Kontur Krakow yang berbukit dan dibelah Sungai Vistula di tengah-tengahnya menyajikan keindahan tersendiri. Berbeda dengan kota-kota di belahan utara Poland yang rata-rata plain karena di dataran rendah, Krakow beruntung berlokasi di dekat pegunungan Carpathians sehingga kontur alamnya bervariasi.
Namun, bagi wisatawan Muslim, menyambangi Krakow adalah tantangan tersendiri.
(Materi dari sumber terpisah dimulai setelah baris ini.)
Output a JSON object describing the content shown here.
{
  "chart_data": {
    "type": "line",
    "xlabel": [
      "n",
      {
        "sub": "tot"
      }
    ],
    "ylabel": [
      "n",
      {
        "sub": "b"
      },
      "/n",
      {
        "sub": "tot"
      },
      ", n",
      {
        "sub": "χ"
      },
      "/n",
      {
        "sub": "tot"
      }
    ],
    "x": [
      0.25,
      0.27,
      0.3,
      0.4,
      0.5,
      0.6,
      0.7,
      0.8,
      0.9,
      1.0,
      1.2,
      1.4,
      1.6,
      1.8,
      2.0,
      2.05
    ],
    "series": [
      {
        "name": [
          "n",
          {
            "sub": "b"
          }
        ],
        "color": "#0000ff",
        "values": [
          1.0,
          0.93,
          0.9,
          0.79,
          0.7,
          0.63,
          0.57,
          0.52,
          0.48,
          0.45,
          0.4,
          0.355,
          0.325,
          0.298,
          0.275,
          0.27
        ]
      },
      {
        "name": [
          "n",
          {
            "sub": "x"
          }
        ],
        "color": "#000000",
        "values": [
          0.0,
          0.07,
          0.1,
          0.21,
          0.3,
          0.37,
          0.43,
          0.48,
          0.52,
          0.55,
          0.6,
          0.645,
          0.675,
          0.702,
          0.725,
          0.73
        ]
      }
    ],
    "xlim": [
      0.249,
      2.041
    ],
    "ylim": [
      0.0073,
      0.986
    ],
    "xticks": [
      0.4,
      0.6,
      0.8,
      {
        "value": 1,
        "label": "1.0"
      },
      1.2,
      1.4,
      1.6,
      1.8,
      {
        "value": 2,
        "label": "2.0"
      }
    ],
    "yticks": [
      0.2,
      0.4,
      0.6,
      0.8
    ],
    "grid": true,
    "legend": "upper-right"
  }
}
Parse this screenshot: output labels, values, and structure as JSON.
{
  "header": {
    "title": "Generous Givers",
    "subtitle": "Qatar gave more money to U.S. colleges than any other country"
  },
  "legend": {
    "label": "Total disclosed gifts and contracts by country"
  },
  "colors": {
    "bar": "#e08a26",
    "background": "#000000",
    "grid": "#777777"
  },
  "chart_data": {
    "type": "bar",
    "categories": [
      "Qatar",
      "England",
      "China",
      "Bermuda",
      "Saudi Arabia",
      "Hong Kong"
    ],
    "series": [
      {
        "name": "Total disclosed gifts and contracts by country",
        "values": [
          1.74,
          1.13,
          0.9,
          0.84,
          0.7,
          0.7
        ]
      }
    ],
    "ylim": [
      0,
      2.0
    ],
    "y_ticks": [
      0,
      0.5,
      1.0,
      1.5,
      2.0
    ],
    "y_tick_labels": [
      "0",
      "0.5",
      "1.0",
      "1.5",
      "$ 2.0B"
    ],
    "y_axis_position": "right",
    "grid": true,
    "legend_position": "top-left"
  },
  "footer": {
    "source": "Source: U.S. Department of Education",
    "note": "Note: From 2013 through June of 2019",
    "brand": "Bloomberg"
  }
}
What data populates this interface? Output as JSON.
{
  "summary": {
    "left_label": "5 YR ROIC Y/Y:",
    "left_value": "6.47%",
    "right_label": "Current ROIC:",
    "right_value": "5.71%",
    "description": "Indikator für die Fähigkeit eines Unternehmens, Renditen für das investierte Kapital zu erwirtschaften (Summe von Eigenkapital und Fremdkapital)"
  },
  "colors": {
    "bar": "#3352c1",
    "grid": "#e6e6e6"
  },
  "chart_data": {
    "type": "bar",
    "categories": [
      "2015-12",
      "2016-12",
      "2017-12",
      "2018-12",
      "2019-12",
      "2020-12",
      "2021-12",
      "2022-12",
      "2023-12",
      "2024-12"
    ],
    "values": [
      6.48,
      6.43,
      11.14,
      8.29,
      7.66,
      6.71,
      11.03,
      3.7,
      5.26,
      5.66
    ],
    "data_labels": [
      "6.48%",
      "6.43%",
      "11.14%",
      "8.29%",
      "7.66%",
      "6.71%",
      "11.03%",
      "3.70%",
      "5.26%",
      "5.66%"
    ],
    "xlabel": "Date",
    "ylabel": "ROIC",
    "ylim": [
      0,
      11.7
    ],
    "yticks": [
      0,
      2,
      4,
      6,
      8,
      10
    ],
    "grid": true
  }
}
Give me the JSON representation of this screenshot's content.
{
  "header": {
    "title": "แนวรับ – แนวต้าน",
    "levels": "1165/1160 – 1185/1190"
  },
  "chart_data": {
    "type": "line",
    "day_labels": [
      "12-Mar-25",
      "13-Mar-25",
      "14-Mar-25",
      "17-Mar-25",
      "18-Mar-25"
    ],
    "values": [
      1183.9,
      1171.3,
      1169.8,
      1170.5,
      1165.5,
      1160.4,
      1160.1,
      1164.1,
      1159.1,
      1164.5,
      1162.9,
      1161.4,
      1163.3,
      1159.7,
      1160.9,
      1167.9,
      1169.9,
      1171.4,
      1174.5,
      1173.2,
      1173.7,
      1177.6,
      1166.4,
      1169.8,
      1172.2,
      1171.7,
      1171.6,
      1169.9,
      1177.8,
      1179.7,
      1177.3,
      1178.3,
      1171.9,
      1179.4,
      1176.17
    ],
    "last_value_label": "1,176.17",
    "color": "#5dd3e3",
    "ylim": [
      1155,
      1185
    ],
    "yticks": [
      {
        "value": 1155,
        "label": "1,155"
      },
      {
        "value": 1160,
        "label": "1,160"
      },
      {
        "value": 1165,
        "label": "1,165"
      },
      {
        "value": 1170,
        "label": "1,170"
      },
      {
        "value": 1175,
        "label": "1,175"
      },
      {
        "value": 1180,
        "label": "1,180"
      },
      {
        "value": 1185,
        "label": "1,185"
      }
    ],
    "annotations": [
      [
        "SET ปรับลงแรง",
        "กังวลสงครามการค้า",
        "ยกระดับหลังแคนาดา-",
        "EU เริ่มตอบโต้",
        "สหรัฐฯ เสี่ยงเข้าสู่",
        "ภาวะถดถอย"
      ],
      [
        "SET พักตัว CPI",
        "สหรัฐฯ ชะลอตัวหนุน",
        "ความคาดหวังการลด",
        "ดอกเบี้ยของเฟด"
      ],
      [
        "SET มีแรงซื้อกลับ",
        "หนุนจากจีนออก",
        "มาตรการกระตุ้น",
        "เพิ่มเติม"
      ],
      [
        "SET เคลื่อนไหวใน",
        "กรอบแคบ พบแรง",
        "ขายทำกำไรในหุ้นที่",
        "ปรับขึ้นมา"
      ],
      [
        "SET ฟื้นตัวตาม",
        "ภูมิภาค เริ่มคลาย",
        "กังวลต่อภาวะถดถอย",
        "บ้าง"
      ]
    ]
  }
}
Di kota berpenduduk mayoritas Katholik dan Jewish ini, pelancong Muslim, apalagi muslimah berjilbab, adalah pemandangan yang agak langka. Maka, masjid pun sukar dijumpai. Sampai tahun 2016 ini hanya ada satu masjid (Islamic Center) di Krakow. Itupun tidak berbentuk masjid seperti halnya di negeri-negeri Muslim, berupa lima ruangan terpisah saja yang berada di lantai underground yang sengaja disewa. Begitupun Alhamdulillah. Karena untuk mendapatkan ruangan ini saja diperlukan perjuangan panjang Muslim Krakow bertahun-tahun.
Makanan halal adalah isu yang lain lagi. Kendati ramah terhadap pendatang, namun pelancong dan imigran Muslim memang minoritas disini. Jauh berbeda dengan pemandangan di Germany, Netherlands maupun France. Mencari daging atau makanan halal menjadi tantangan sendiri.
Kabar baiknya bagi orang Indonesia, ada satu restoran Indonesia disini. Namanya unik, Bumbu Jawa. Ega, seorang perempuan asli Yogya dan suaminya yang asli Polandia, yang mendirikannya. Lokasi Bumbu Jawa amat strategis. Di pinggir jalan besar tak jauh dari Kazimierz (Jewish Quarter) dan dapat dijangkau berjalan kaki dari Old Town.
“Restoran ini belum setahun buka Pak. Menunya bervariasi, tidak hanya makanan Jawa. Koki-nya ada dua. Dua-duanya orang Indonesia. Koki tersebut sebelumnya bekerja di Restoran Indonesia di Poznan, namun kini tak buka lagi,” ujar Ega ramah.